La traditionnelle promotion du 14-Juillet n’a pas échappé à la polémique cette année. Parmi les 589 nouveaux récipiendaires de la Légion d’honneur, la nomination de l’humoriste Sophia Aram a déclenché une salve virulente du député Aymeric Caron, aussitôt contrée par des figures médiatiques comme Laurent Joffrin.
Un échange tendu, reflet d’une fracture politique et symbolique autour de cette distinction républicaine. Sur le réseau X (ex-Twitter), le député apparenté LFI Aymeric Caron a vivement dénoncé ce qu’il considère comme une mascarade institutionnelle. Selon lui, la distinction serait « distribuée, à quelques exceptions près, aux membres d’un club fermé d’inutiles et de nuisibles », un outil des dominants pour masquer leur imposture. Une attaque frontale, généralisée, qui ne vise pas seulement les figures médiatiques, mais l’ensemble des récipiendaires de cette distinction, toutes promotions confondues.
Un commentaire provocateur qui, sans surprise, a trouvé un écho médiatique immédiat. Et si certains partagent son scepticisme vis-à-vis de cette récompense, le ton, lui, a suscité une forte réprobation, y compris dans les rangs des observateurs critiques du pouvoir.
Laurent Joffrin contre-attaque dans un éditorial cinglant
Dans un éditorial publié dans Le Journal, l’ancien directeur de Libération, Laurent Joffrin, n’a pas mâché ses mots pour répondre au député. Il qualifie les propos de Caron d’« insultes » injustifiables, témoignant selon lui d’« une ignorance crasse », voire d’« une bêtise persistante » qui caractériserait nombre de ses interventions.
Joffrin rappelle que la Légion d’honneur distingue aussi bien des artistes que des anonymes engagés, des scientifiques, enseignants, pompiers, militaires morts au combat ou militants de terrain. « Rejeter en bloc cette décoration, c’est mépriser leur engagement autant que leur mémoire », tranche le journaliste. Non sans ironie, il glisse que Caron, député de cette même République, devrait alors se considérer comme un imposteur lui aussi, si l’on suit sa propre logique.
Sophia Aram répond avec émotion et fermeté
Principalement visée par la critique initiale, Sophia Aram a elle aussi répondu publiquement, en revendiquant la légitimité de son engagement et la symbolique personnelle de cette décoration. Elle évoque « la joie de [son] père et des [siens] », qui donne selon elle tout son sens à cette reconnaissance. Par ce message, elle oppose une émotion familiale et intime à la vision idéologique et réductrice d’Aymeric Caron.

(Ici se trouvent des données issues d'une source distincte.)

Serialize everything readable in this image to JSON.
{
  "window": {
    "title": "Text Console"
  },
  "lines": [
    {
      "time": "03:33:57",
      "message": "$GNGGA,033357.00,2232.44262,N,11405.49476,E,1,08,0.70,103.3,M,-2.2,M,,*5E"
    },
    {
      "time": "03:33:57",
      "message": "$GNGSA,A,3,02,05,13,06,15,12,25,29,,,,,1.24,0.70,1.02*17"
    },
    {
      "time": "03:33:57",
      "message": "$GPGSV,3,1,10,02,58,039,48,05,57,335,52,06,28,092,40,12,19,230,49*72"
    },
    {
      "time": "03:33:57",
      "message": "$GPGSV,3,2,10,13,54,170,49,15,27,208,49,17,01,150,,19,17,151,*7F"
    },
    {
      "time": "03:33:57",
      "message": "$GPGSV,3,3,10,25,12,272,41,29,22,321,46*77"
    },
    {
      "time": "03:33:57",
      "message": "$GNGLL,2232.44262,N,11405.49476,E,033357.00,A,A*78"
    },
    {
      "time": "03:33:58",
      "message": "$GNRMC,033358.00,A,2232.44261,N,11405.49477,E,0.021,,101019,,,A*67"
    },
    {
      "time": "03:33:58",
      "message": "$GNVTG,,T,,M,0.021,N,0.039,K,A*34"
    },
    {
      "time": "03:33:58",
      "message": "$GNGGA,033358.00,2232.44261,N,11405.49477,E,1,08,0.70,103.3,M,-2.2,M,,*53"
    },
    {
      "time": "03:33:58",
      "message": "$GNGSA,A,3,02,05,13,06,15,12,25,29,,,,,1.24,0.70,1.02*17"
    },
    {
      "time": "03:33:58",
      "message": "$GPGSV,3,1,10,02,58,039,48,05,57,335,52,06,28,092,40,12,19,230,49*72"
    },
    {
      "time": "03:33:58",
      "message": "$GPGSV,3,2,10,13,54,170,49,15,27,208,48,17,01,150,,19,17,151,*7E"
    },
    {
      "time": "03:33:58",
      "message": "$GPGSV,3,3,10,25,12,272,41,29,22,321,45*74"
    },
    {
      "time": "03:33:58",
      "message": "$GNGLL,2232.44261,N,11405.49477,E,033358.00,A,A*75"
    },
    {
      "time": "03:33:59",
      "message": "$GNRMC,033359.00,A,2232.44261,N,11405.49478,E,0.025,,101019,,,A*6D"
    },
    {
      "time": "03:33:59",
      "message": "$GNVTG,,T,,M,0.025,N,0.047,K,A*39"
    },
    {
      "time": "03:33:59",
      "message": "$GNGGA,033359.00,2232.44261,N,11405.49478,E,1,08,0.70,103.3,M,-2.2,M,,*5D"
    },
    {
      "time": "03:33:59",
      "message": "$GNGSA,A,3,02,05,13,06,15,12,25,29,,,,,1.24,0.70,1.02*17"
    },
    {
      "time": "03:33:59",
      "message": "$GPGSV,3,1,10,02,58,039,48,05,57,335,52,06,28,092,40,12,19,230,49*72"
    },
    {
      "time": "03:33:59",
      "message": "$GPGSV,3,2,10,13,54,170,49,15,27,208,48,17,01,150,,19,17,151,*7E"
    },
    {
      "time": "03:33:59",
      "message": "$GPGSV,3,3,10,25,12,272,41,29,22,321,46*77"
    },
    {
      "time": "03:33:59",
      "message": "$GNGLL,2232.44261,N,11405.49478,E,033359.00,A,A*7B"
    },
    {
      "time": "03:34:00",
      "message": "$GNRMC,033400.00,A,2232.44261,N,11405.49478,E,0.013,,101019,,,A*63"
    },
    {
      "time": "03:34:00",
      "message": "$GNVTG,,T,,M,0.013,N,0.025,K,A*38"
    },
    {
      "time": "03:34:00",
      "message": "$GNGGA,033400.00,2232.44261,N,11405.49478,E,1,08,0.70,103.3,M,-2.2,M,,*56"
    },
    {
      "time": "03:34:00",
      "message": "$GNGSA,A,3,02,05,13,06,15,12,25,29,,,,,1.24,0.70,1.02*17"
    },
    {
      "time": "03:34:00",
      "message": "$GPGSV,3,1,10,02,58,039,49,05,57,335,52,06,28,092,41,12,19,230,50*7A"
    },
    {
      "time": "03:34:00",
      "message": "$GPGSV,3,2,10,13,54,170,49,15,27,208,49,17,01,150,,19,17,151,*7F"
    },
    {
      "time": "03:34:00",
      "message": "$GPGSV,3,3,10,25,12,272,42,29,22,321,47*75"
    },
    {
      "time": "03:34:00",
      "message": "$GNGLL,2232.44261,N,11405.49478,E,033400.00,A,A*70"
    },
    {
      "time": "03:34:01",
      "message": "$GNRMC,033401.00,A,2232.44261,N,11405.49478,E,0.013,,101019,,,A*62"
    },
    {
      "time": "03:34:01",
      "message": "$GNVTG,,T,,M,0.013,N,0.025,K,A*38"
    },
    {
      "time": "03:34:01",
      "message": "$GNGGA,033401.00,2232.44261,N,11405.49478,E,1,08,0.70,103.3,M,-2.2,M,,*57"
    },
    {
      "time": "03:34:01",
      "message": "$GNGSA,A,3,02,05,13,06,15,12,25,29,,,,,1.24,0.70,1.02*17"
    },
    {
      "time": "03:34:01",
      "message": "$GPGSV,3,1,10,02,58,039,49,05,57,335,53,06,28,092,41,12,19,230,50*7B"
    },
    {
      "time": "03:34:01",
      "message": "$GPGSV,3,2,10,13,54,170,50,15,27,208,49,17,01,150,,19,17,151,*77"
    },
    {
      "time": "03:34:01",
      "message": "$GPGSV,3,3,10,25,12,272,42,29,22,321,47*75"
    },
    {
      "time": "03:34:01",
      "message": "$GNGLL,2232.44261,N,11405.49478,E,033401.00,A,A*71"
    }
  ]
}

L’humoriste en a profité pour afficher son soutien à Gisèle Pelicot, militante contre les violences sexuelles également décorée cette année, implicitement visée par les propos généraux du député.
Un antagonisme idéologique persistant
Ce nouvel affrontement public n’est pas une première entre Aram et Caron, régulièrement opposés sur les réseaux sociaux, notamment autour du conflit israélo-palestinien. Leur antagonisme incarne deux visions radicalement opposées de l’engagement public et du rôle des intellectuels dans le débat démocratique.
Sophia Aram défend une approche républicaine exigeante, parfois corrosive, mais ancrée dans l’universalisme et la satire. Aymeric Caron, lui, porte une critique de rupture, souvent frontal, s’attaquant aux symboles et aux institutions qu’il considère comme les piliers d’un ordre injuste.
Une polémique révélatrice d’un climat tendu
Au-delà de l’échange entre personnalités, cette polémique met en lumière un clivage plus profond : celui qui oppose les tenants d’une République qui honore à la fois ses élites et ses héros discrets, et ceux qui considèrent ces gestes comme une mise en scène du pouvoir. La question devient alors : peut-on encore distinguer sans être suspecté ?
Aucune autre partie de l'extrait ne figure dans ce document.